[Info-vax] Happy new Year !

Richard B. Gilbert rgilbert88 at comcast.net
Mon Jan 11 13:56:03 EST 2010


Bill Gunshannon wrote:
> In article <01421939$0$20821$c3e8da3 at news.astraweb.com>,
> 	JF Mezei <jfmezei.spamnot at vaxination.ca> writes:
>> Bill Gunshannon wrote:
>>
>>> Not sure I would buy that.  IBM had PROFS and a lot of places used
>>> it.  
>> The number of employees who had access to an IBM 3270 terminal in a
>> company back in the 1980s was limited.
> 
> Maybe where you were.  Aat the places I worked (including here) all the
> administrators had 3270 emulators in their PC's.  Some were coax directly
> back to the concentrators (I forget what IBM called them) while others
> used baluns to change the coax over to twisted pair to run over the new
> network wiring and then back to coax in the wiring closet to connect to
> the IBM concenttrators.  At Martin Marietta all the offices at the HQ's
> had 3270's and those of us who spent most of our time remote dialed in
> for access, again, using an emulator on a PC.
> 
> Like DEC, IBM went through a serious decline and at that point it
> wouldn't surprise me if DECcc took the lead fore at least a little
> while, but when they competed head to head, I don;t think DEC ever
> had the lead over IBM. 
>> Just about every Digital employee had an email account, either on
>> All-In-1 and/or VMS mail.
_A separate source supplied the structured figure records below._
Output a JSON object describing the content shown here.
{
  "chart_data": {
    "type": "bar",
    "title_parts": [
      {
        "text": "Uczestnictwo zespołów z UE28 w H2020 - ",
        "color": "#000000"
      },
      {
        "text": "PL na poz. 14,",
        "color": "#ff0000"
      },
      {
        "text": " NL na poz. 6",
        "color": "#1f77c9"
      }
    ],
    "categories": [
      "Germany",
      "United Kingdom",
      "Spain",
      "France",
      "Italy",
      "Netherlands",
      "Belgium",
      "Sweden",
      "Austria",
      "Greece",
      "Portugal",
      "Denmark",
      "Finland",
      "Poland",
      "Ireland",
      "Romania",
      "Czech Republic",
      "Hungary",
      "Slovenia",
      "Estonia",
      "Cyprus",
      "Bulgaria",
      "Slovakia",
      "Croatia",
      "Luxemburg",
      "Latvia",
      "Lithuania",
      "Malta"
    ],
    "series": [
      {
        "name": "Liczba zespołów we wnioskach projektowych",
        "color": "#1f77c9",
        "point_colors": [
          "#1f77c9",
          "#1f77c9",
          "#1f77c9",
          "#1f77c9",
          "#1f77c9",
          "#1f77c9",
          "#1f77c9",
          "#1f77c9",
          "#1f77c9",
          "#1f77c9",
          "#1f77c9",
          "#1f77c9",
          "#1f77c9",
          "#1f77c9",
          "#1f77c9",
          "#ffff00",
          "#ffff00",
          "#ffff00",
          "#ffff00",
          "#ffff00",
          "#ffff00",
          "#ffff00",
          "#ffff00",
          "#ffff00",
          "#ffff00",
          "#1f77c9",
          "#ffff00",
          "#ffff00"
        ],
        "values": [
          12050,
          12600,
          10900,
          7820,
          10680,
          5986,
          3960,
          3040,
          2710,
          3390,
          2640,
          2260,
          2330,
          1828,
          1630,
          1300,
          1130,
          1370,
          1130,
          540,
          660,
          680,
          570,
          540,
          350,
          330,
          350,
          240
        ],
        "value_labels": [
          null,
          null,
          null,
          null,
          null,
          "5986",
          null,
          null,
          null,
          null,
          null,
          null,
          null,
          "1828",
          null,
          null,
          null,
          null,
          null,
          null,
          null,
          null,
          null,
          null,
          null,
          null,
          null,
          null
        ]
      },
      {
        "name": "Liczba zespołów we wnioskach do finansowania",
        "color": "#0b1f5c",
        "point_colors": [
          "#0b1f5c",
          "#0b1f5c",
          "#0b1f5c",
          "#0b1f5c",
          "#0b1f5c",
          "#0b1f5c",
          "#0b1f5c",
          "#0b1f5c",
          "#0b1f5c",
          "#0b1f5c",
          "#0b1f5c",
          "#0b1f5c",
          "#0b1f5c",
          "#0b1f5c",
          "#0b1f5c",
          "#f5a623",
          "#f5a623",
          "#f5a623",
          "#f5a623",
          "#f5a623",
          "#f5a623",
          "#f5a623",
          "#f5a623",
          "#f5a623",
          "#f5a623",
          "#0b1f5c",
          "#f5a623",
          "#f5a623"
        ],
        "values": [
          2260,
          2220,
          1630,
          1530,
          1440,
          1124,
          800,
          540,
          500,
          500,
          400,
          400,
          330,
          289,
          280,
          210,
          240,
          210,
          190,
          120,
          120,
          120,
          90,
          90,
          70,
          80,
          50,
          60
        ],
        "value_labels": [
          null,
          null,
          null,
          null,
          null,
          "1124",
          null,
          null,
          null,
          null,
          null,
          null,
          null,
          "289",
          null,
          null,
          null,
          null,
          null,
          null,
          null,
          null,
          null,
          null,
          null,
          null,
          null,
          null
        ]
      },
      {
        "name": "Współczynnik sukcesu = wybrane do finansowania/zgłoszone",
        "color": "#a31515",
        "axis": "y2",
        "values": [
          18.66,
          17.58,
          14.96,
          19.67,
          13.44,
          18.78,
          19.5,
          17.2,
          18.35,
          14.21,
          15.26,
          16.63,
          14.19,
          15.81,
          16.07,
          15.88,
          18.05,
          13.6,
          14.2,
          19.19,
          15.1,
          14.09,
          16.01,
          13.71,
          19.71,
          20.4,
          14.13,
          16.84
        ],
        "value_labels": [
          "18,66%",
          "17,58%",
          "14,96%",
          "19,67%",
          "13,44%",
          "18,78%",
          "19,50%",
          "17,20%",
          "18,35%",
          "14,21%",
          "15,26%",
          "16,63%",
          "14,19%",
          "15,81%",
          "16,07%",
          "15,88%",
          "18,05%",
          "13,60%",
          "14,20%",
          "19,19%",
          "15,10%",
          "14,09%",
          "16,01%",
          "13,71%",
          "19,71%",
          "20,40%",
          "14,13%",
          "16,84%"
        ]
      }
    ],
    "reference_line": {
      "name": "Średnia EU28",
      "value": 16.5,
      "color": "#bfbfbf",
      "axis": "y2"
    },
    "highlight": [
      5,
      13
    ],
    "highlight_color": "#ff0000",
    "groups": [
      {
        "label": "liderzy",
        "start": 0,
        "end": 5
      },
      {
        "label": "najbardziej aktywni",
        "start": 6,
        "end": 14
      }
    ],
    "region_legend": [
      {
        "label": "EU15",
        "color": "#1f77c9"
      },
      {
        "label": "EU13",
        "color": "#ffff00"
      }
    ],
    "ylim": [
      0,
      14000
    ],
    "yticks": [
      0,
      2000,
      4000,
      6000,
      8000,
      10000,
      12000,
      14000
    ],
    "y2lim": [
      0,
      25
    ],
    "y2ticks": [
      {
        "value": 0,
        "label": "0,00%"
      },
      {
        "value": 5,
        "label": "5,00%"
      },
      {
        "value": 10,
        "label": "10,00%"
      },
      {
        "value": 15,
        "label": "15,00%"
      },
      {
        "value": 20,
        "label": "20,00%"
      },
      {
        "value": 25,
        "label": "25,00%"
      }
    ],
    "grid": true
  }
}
It was the largest email/desktop installation
>> back then.
> 
> My experience differs and I have been doing enmail since at least 1980
> (not counting early Bulletin Boards which I don't consider actual email).
> 
>> IBM had a number of emails (PROFS, DISOSS, and others). DISOSS was painfull.
> 
> All I ever worked with on the IBM side was PROFS (well, and BITNET :-) and
> the installs at various coproations were massive considering the state of
> the IT world in those days.
> 
>> ALLIN-1 is just a couple years younger than VMS (started in 2002).
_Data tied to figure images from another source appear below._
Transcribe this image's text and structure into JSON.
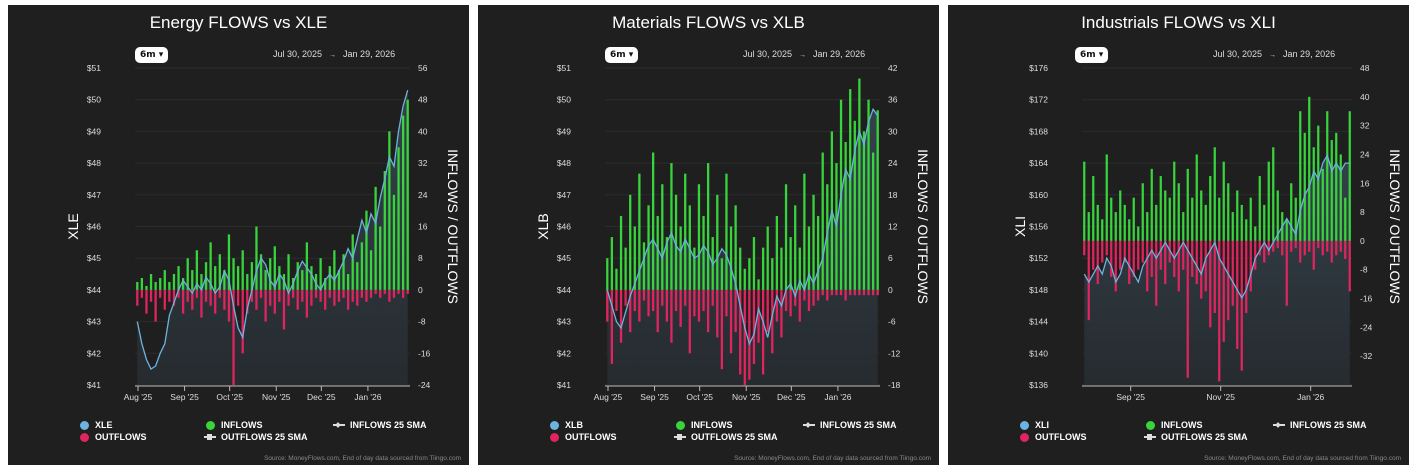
{
  "source_note": "Source: MoneyFlows.com, End of day data sourced from Tiingo.com",
  "legend_common": {
    "inflows": "INFLOWS",
    "outflows": "OUTFLOWS",
    "inflows_sma": "INFLOWS 25 SMA",
    "outflows_sma": "OUTFLOWS 25 SMA"
  },
  "colors": {
    "panel_bg": "#1f1f1f",
    "price": "#6db3e0",
    "inflows": "#38d43c",
    "outflows": "#e0245e",
    "area_top": "#34414b",
    "area_bottom": "#262b2f"
  },
  "chart_data": [
    {
      "type": "bar+line",
      "title": "Energy FLOWS vs XLE",
      "range_select": "6m",
      "date_from": "Jul 30, 2025",
      "date_to": "Jan 29, 2026",
      "ylabel_left": "XLE",
      "ylabel_right": "INFLOWS / OUTFLOWS",
      "series_names": {
        "price": "XLE"
      },
      "x_range": [
        "2025-07-30",
        "2026-01-29"
      ],
      "x_ticks": [
        {
          "label": "Aug '25",
          "date": "2025-08-01"
        },
        {
          "label": "Sep '25",
          "date": "2025-09-01"
        },
        {
          "label": "Oct '25",
          "date": "2025-10-01"
        },
        {
          "label": "Nov '25",
          "date": "2025-11-01"
        },
        {
          "label": "Dec '25",
          "date": "2025-12-01"
        },
        {
          "label": "Jan '26",
          "date": "2026-01-01"
        }
      ],
      "ylim_left": [
        41,
        51
      ],
      "yticks_left": [
        "$51",
        "$50",
        "$49",
        "$48",
        "$47",
        "$46",
        "$45",
        "$44",
        "$43",
        "$42",
        "$41"
      ],
      "ylim_right": [
        -24,
        56
      ],
      "yticks_right": [
        "56",
        "48",
        "40",
        "32",
        "24",
        "16",
        "8",
        "0",
        "-8",
        "-16",
        "-24"
      ],
      "price": [
        43.0,
        42.3,
        41.8,
        41.5,
        41.6,
        42.0,
        42.3,
        43.2,
        43.6,
        44.0,
        44.3,
        44.1,
        43.9,
        44.2,
        44.0,
        44.4,
        44.2,
        43.9,
        44.1,
        44.6,
        44.3,
        43.5,
        42.8,
        42.5,
        43.4,
        44.0,
        44.6,
        45.0,
        44.8,
        44.3,
        44.1,
        44.5,
        44.3,
        43.9,
        44.2,
        44.6,
        44.9,
        44.7,
        44.5,
        44.2,
        44.0,
        44.3,
        44.5,
        44.3,
        44.6,
        44.9,
        45.3,
        45.0,
        45.6,
        46.2,
        45.8,
        46.4,
        46.1,
        46.9,
        47.5,
        48.2,
        47.9,
        49.0,
        49.8,
        50.3
      ],
      "inflows": [
        2,
        3,
        1,
        4,
        2,
        3,
        5,
        2,
        4,
        6,
        3,
        8,
        5,
        10,
        4,
        7,
        12,
        6,
        9,
        5,
        14,
        8,
        6,
        10,
        4,
        7,
        16,
        9,
        5,
        8,
        11,
        6,
        4,
        9,
        3,
        7,
        5,
        12,
        6,
        4,
        8,
        3,
        6,
        10,
        5,
        9,
        4,
        14,
        7,
        12,
        20,
        10,
        26,
        16,
        30,
        40,
        24,
        36,
        44,
        48
      ],
      "outflows": [
        -4,
        -2,
        -6,
        -3,
        -8,
        -2,
        -5,
        -3,
        -4,
        -2,
        -6,
        -3,
        -5,
        -2,
        -7,
        -3,
        -4,
        -6,
        -2,
        -5,
        -8,
        -24,
        -4,
        -16,
        -6,
        -3,
        -5,
        -2,
        -8,
        -4,
        -6,
        -3,
        -10,
        -4,
        -2,
        -5,
        -3,
        -7,
        -4,
        -2,
        -3,
        -5,
        -2,
        -4,
        -3,
        -2,
        -5,
        -3,
        -4,
        -2,
        -3,
        -2,
        -1,
        -2,
        -1,
        -3,
        -2,
        -1,
        -2,
        -1
      ]
    },
    {
      "type": "bar+line",
      "title": "Materials FLOWS vs XLB",
      "range_select": "6m",
      "date_from": "Jul 30, 2025",
      "date_to": "Jan 29, 2026",
      "ylabel_left": "XLB",
      "ylabel_right": "INFLOWS / OUTFLOWS",
      "series_names": {
        "price": "XLB"
      },
      "x_range": [
        "2025-07-30",
        "2026-01-29"
      ],
      "x_ticks": [
        {
          "label": "Aug '25",
          "date": "2025-08-01"
        },
        {
          "label": "Sep '25",
          "date": "2025-09-01"
        },
        {
          "label": "Oct '25",
          "date": "2025-10-01"
        },
        {
          "label": "Nov '25",
          "date": "2025-11-01"
        },
        {
          "label": "Dec '25",
          "date": "2025-12-01"
        },
        {
          "label": "Jan '26",
          "date": "2026-01-01"
        }
      ],
      "ylim_left": [
        41,
        51
      ],
      "yticks_left": [
        "$51",
        "$50",
        "$49",
        "$48",
        "$47",
        "$46",
        "$45",
        "$44",
        "$43",
        "$42",
        "$41"
      ],
      "ylim_right": [
        -18,
        42
      ],
      "yticks_right": [
        "42",
        "36",
        "30",
        "24",
        "18",
        "12",
        "6",
        "0",
        "-6",
        "-12",
        "-18"
      ],
      "price": [
        44.0,
        43.5,
        43.0,
        42.8,
        43.3,
        43.8,
        44.2,
        44.6,
        45.0,
        45.4,
        45.6,
        45.3,
        45.0,
        45.5,
        45.8,
        45.4,
        45.2,
        45.6,
        45.3,
        45.0,
        45.1,
        45.4,
        45.2,
        44.8,
        45.0,
        45.3,
        45.1,
        44.7,
        44.2,
        43.5,
        42.8,
        42.3,
        42.6,
        43.4,
        43.0,
        42.5,
        43.2,
        43.8,
        43.5,
        44.0,
        44.2,
        43.8,
        44.3,
        44.0,
        44.5,
        44.2,
        44.6,
        45.0,
        45.8,
        46.5,
        46.0,
        47.0,
        47.8,
        47.5,
        48.4,
        49.0,
        48.6,
        49.3,
        49.7,
        49.5
      ],
      "inflows": [
        6,
        10,
        4,
        14,
        8,
        18,
        12,
        22,
        9,
        16,
        26,
        14,
        20,
        10,
        24,
        18,
        12,
        22,
        16,
        8,
        20,
        14,
        24,
        10,
        18,
        6,
        22,
        12,
        16,
        8,
        4,
        6,
        10,
        2,
        8,
        12,
        6,
        14,
        8,
        20,
        10,
        16,
        8,
        22,
        12,
        18,
        14,
        26,
        20,
        30,
        24,
        36,
        28,
        38,
        32,
        40,
        30,
        36,
        26,
        34
      ],
      "outflows": [
        -6,
        -14,
        -4,
        -10,
        -3,
        -8,
        -4,
        -6,
        -2,
        -5,
        -4,
        -8,
        -3,
        -6,
        -10,
        -4,
        -7,
        -3,
        -12,
        -5,
        -6,
        -4,
        -8,
        -3,
        -9,
        -15,
        -5,
        -12,
        -8,
        -16,
        -18,
        -17,
        -14,
        -10,
        -16,
        -8,
        -12,
        -6,
        -9,
        -4,
        -5,
        -3,
        -6,
        -2,
        -4,
        -3,
        -2,
        -1,
        -2,
        -1,
        -1,
        -1,
        -2,
        -1,
        -1,
        -1,
        -1,
        -1,
        -1,
        -1
      ]
    },
    {
      "type": "bar+line",
      "title": "Industrials FLOWS vs XLI",
      "range_select": "6m",
      "date_from": "Jul 30, 2025",
      "date_to": "Jan 29, 2026",
      "ylabel_left": "XLI",
      "ylabel_right": "INFLOWS / OUTFLOWS",
      "series_names": {
        "price": "XLI"
      },
      "x_range": [
        "2025-07-30",
        "2026-01-29"
      ],
      "x_ticks": [
        {
          "label": "Sep '25",
          "date": "2025-09-01"
        },
        {
          "label": "Nov '25",
          "date": "2025-11-01"
        },
        {
          "label": "Jan '26",
          "date": "2026-01-01"
        }
      ],
      "ylim_left": [
        136,
        176
      ],
      "yticks_left": [
        "$176",
        "$172",
        "$168",
        "$164",
        "$160",
        "$156",
        "$152",
        "$148",
        "$144",
        "$140",
        "$136"
      ],
      "ylim_right": [
        -40,
        48
      ],
      "yticks_right": [
        "48",
        "40",
        "32",
        "24",
        "16",
        "8",
        "0",
        "-8",
        "-16",
        "-24",
        "-32"
      ],
      "price": [
        150,
        149,
        150,
        151,
        150,
        152,
        151,
        149,
        150,
        152,
        151,
        150,
        149,
        151,
        152,
        153,
        152,
        153,
        154,
        153,
        152,
        153,
        154,
        153,
        152,
        151,
        150,
        152,
        153,
        154,
        152,
        151,
        150,
        149,
        148,
        147,
        148,
        150,
        152,
        153,
        154,
        153,
        154,
        155,
        156,
        157,
        156,
        155,
        158,
        160,
        161,
        163,
        162,
        164,
        165,
        163,
        164,
        163,
        164,
        164
      ],
      "inflows": [
        22,
        8,
        18,
        10,
        6,
        24,
        12,
        8,
        14,
        10,
        6,
        12,
        4,
        16,
        8,
        20,
        10,
        18,
        14,
        12,
        22,
        16,
        8,
        20,
        12,
        24,
        14,
        10,
        18,
        26,
        12,
        22,
        16,
        8,
        14,
        10,
        6,
        12,
        4,
        18,
        10,
        22,
        26,
        14,
        8,
        6,
        16,
        12,
        36,
        30,
        40,
        26,
        32,
        20,
        36,
        28,
        30,
        24,
        12,
        36
      ],
      "outflows": [
        -4,
        -22,
        -8,
        -12,
        -6,
        -4,
        -10,
        -14,
        -8,
        -6,
        -12,
        -10,
        -8,
        -6,
        -14,
        -10,
        -18,
        -8,
        -12,
        -6,
        -10,
        -14,
        -8,
        -38,
        -10,
        -12,
        -16,
        -14,
        -24,
        -20,
        -39,
        -28,
        -22,
        -18,
        -30,
        -36,
        -20,
        -14,
        -8,
        -4,
        -6,
        -4,
        -3,
        -2,
        -4,
        -18,
        -3,
        -2,
        -6,
        -4,
        -3,
        -8,
        -2,
        -4,
        -3,
        -6,
        -4,
        -3,
        -5,
        -14
      ]
    }
  ]
}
>                                                               ^^^^
>                                            I assume this is a mistake!
> 
> I was doing PROFS when the VAX was still in the 11/750 and VMS 2.0 was
> still in its infancy.
> 
> bill
> 

I think your dating is a little off.  VAX 11/750 was about late 1983 and 
I believe that VMS 2.0 was history by then.  When I came on board ca. 
March 1984, VMS was up to 3.x.  I think "x" was six or seven.